Re: Il male di vivere della gioventù

Inviato da  RedPill il 7/7/2011 10:03:40
I giovani non sono uguali in tutte le epoche ed in tutti i luoghi.

Se non vogliamo i luoghi comuni passiamo a fatti concreti.

PUNTO 1
Io a 10 anni, nel mese di maggio, dopo cena, andavo al rosario.
Non me ne fregava molto, la mia famiglia era composta da madre praticante e padre ateo, ed io andavo alla messa la domenica come tutti ma nulla di più. Nel mio quartiere, però l'usanza era di trovarsi a casa di una signora che per giunta era Emiliana ed alla fine del mese preparava le piadine per tutti.
Fatto sta che l'80% dei bambini del quartiere, alle 20.00 circa, si ritrovava in questa casa insieme a vecchiette e donne di mezza età, per circa mezz'ora.
Alla fine del rosario i bambini si ritrovavano tutti nel parco antistante per giocare a nascondino o giochi simili.

Ora i bambini di 10 anni alle ore 20 sono a tavola con i genitori (forse entrambi) e stanno guardando un quitz in tv aspettando che inizi paperissima.
Questo causa difficoltà relazionali. Il mondo esterno è una giungla per un giovane. Se però è abituato a rapportarsi all'esterno con tutte le tipologie di persone e soprattutto se ha coltivato rapporti interpersonali attivi (quello del rosario è un esempio stupido, ma rende l'idea) è in grado di approcciarsi in maniera consapevole e disinvolta.
I gruppi di aggregazione sono sostanzialmente spariti ed i giovani hanno perso proprio il gusto di "avere qualcosa da fare".



PUNTO 2
Io a 12 anni ho trascorso la mia prima estate all'estero per un soggiorno studio e abitavo presso una famiglia in cui io ed il mio compagno (fino a quel momento sconosciuto) eravamo gli unici a parlare l'italiano.
Questa esperienza è stata tuttavia traumatica per i primi 3 giorni, durante i quali ero in panico completo. Poi subentra lo spirito di sopravvivenza, lo spirito di adattamento e soprattutto l'orgoglio personale.

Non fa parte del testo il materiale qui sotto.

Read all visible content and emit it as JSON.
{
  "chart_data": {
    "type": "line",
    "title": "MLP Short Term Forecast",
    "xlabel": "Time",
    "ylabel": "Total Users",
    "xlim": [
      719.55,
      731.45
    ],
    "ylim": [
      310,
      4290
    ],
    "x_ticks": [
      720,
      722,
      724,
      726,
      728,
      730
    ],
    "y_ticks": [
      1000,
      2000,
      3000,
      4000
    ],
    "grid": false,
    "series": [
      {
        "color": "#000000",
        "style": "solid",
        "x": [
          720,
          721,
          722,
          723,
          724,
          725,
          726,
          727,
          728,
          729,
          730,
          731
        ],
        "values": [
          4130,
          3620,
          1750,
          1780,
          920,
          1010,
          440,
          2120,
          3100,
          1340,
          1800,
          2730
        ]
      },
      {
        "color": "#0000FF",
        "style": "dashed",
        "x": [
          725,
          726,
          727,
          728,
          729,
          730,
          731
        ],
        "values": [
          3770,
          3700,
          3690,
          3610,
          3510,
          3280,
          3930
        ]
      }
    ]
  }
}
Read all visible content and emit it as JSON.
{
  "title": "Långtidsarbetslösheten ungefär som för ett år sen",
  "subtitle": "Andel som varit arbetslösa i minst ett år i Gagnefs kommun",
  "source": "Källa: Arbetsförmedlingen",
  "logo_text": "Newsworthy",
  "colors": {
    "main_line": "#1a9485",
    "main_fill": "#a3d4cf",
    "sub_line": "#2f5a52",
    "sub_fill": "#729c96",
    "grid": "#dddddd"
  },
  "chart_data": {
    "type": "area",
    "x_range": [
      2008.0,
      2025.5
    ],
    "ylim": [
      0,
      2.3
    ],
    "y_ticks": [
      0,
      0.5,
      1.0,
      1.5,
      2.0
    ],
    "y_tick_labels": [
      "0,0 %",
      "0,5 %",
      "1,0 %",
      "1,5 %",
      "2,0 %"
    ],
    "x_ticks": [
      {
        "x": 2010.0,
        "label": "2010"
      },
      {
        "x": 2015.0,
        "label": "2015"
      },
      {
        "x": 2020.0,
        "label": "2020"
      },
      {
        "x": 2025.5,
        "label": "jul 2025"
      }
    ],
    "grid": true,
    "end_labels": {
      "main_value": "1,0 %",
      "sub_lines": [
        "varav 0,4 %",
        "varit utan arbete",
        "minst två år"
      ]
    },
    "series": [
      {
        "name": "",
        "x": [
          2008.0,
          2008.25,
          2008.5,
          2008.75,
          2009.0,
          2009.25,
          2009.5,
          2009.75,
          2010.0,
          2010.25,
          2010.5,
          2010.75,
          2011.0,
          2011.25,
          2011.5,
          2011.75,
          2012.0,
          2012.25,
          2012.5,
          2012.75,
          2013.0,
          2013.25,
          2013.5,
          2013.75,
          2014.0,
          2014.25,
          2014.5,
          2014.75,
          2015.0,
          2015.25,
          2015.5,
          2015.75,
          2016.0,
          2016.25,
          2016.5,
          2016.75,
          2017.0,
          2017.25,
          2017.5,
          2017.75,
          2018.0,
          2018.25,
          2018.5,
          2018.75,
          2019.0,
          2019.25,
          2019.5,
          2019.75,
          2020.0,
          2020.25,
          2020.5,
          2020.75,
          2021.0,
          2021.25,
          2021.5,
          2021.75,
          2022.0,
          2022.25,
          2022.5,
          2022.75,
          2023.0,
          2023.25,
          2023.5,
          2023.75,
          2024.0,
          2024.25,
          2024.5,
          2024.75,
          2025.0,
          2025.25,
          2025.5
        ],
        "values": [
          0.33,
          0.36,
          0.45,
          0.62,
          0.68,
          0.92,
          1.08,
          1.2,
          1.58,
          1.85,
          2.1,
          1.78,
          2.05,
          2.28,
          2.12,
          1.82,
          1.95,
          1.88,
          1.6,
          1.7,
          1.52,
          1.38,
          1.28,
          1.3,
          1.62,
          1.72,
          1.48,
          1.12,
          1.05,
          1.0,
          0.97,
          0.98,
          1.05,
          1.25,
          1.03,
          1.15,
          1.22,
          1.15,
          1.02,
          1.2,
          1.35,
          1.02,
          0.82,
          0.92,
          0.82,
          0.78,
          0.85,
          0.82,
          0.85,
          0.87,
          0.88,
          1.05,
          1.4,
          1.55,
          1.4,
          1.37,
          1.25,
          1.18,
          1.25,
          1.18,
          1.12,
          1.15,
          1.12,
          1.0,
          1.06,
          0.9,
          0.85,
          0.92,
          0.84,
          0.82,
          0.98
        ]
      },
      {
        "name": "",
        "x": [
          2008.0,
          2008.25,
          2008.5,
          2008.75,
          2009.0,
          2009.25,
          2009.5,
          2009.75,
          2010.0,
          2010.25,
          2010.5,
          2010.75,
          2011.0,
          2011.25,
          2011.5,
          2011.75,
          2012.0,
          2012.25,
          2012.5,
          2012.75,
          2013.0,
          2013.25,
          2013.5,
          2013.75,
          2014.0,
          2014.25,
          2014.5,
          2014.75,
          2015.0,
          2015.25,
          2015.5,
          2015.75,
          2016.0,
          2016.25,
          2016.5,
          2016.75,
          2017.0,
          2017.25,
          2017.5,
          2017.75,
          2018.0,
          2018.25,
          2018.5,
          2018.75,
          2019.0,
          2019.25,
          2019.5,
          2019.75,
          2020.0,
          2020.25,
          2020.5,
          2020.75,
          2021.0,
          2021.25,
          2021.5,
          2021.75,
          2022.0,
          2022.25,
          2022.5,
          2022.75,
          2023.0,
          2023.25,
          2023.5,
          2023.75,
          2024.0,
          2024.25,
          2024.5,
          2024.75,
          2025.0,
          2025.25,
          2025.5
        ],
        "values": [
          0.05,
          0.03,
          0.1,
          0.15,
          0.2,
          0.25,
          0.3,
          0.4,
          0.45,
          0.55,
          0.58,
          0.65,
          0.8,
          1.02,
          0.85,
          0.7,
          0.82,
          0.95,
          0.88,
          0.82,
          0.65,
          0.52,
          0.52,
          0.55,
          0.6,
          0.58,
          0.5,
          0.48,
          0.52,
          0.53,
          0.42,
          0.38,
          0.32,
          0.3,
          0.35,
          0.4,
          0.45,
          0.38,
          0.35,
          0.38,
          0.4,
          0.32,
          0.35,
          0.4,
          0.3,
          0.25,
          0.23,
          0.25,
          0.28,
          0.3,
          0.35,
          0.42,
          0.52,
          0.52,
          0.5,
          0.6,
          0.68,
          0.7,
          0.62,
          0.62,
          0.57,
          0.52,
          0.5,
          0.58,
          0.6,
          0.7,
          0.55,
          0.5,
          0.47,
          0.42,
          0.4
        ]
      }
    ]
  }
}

Ora i bambini di 12 anni vivono in un contesto familiare in cui "tutto è facile" ed in cui lo spirito di sacrificio è sostanzialmente sparito.
Per esperienza personale conosco bambini di questa età che non hanno mai percepito la necessità di "farcela con le proprie forze" e di "dovere morale di riuscire" perchè la chiave di lettura comune è che se è troppo difficile non lo faccio, se non mi piace non lo faccio, se mi stanco smetto, se non c'è nessun altro che lo fa io da solo non lo faccio ecc...

Questo atteggiamento è palese anche nello sport: i bambini praticano per il 90% il calcio perchè spinti dalla società e dalla famiglia.
Poi però si accorgono che per diventare dei campioni bisogna fare sacrifici e allora lasciano.
E qui troppo spesso le famiglie sono deleterie perchè invece di dire "No! hai un impegno da portare a termine e devi mettercela tutta", dicono "se non ti va, se non te la senti allora non importa" e se chiedi a queste mamme e papà perchè hanno ritirato il proprio figlio ti rispondono che lo vedevano effettivamente stressato.
QUESTO CAUSA UNA DELETERIA PERDITA DI CARATTERE E DI PROPENSIONE AL SACRIFICIO.

E collegandomi al discorso relativo ai meridionali che andavano a cercare lavoro all'estero, il problema è proprio questo:
Nessun ragazzo d'oggi è disposto a lasciare non solo l'Italia, ma spesso neppure la sua città per andare a cercare un lavoro o un'opportunità diversa oppure semplicemente nuovi stimoli. E questo solamente perchè non c'è senso di dovere morale e spirito di sacrificio.